Book number 35: The White Tiger by A. Adiga, picked up from MIBF 2012.
What it is: An account of India far from its popular image of Gandhi, yoga, and enlightenment, The White Tiger reveals the dark side of the social and political climate gripping the country today. Notes of oppression, corruption, and ignorance sing on every page, highlighting the roles of family, government, and general servant-attitude of the people as causes of the great gap between the rich and the poor. All this is told through the story of one man who rose from being a servant to rich entrepreneur through murdering his master.
What I liked about it: The White Tiger talks about crime and the inhumane state of many in India and the main character, Balram chose to open his eyes and rise above all the injustices around him. It did take a murder – and the murder of his entire clan too – to accomplish his escape from his class and go from a humble, innocent, and honest man into a wordly, corrupt, and successful entrepreneur but you got to hand it to him – he did realize his goals and he is looking ahead and moving forward.
The narration is one, long monologue that is interesting at times and boring at others but still I guess it is okay. There are times when The White Tiger is transporting, where I feel I’m on the same road that Balram drives and gets his education from. The setting is easy to visualize and while I’ve never been to India, I feel like I’ve seen a good bit of its chaos, thanks to the book.
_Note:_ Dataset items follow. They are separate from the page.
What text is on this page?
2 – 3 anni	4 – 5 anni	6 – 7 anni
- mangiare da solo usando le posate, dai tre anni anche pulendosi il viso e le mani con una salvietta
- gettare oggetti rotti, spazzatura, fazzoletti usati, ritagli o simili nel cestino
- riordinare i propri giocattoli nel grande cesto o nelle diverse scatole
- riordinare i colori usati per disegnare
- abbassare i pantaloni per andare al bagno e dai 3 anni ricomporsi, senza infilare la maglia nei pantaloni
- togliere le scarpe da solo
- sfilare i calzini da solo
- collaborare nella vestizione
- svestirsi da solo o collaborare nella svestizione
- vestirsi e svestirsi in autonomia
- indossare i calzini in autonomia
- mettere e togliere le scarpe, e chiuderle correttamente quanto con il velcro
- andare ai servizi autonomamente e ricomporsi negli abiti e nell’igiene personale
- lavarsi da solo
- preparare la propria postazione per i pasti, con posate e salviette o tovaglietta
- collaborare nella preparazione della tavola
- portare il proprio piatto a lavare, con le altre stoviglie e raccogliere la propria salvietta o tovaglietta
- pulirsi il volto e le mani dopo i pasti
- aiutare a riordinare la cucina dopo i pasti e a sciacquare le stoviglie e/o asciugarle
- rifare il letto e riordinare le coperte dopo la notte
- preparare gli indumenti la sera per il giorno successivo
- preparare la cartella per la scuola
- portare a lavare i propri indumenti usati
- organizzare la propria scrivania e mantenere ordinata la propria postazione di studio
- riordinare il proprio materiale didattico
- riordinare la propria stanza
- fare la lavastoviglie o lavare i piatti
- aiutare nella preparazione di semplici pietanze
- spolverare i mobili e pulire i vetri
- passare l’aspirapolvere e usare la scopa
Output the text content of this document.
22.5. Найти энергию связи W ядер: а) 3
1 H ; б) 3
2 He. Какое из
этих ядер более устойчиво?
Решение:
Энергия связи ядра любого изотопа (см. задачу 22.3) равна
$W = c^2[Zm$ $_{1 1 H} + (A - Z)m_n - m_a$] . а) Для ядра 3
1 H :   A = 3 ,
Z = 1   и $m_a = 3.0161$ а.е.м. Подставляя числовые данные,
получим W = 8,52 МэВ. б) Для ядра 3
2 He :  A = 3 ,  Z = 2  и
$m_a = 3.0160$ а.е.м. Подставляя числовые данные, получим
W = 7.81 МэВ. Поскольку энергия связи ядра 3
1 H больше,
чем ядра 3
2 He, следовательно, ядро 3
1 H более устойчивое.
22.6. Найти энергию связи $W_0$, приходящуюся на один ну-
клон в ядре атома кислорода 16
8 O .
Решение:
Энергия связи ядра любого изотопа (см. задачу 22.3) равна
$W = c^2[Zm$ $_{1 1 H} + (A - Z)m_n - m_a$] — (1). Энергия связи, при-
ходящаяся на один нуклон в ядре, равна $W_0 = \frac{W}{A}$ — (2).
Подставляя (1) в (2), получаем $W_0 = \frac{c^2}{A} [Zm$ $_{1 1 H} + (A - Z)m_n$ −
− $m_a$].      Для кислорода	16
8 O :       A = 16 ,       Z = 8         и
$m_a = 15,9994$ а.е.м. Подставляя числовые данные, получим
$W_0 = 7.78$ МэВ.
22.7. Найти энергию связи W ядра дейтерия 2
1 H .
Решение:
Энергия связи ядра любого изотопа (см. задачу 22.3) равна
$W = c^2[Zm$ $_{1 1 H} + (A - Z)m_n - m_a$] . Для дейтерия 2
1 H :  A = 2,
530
What I did not like about it: The story is supposed to be dark but since I’m in a third world country myself, the revelations are nothing new. I guess all the great divide, the poverty, the animal-like living state of many individuals in The White Tiger may be shocking and unacceptable to those in the first world but these and more are everyday here so maybe I’m just not the exact target audience of the book. But I can say that it is enlightening in a way, since it paints a portrait of India that outsiders don’t normally see so there’s something to gain from it still.
Recommended for: Readers who like reading socio-political stuff will enjoy The White Tiger; if you are keen on India and you want to see it beyond oranges, Bollywood, and nan, there is a lot to obtain from this read.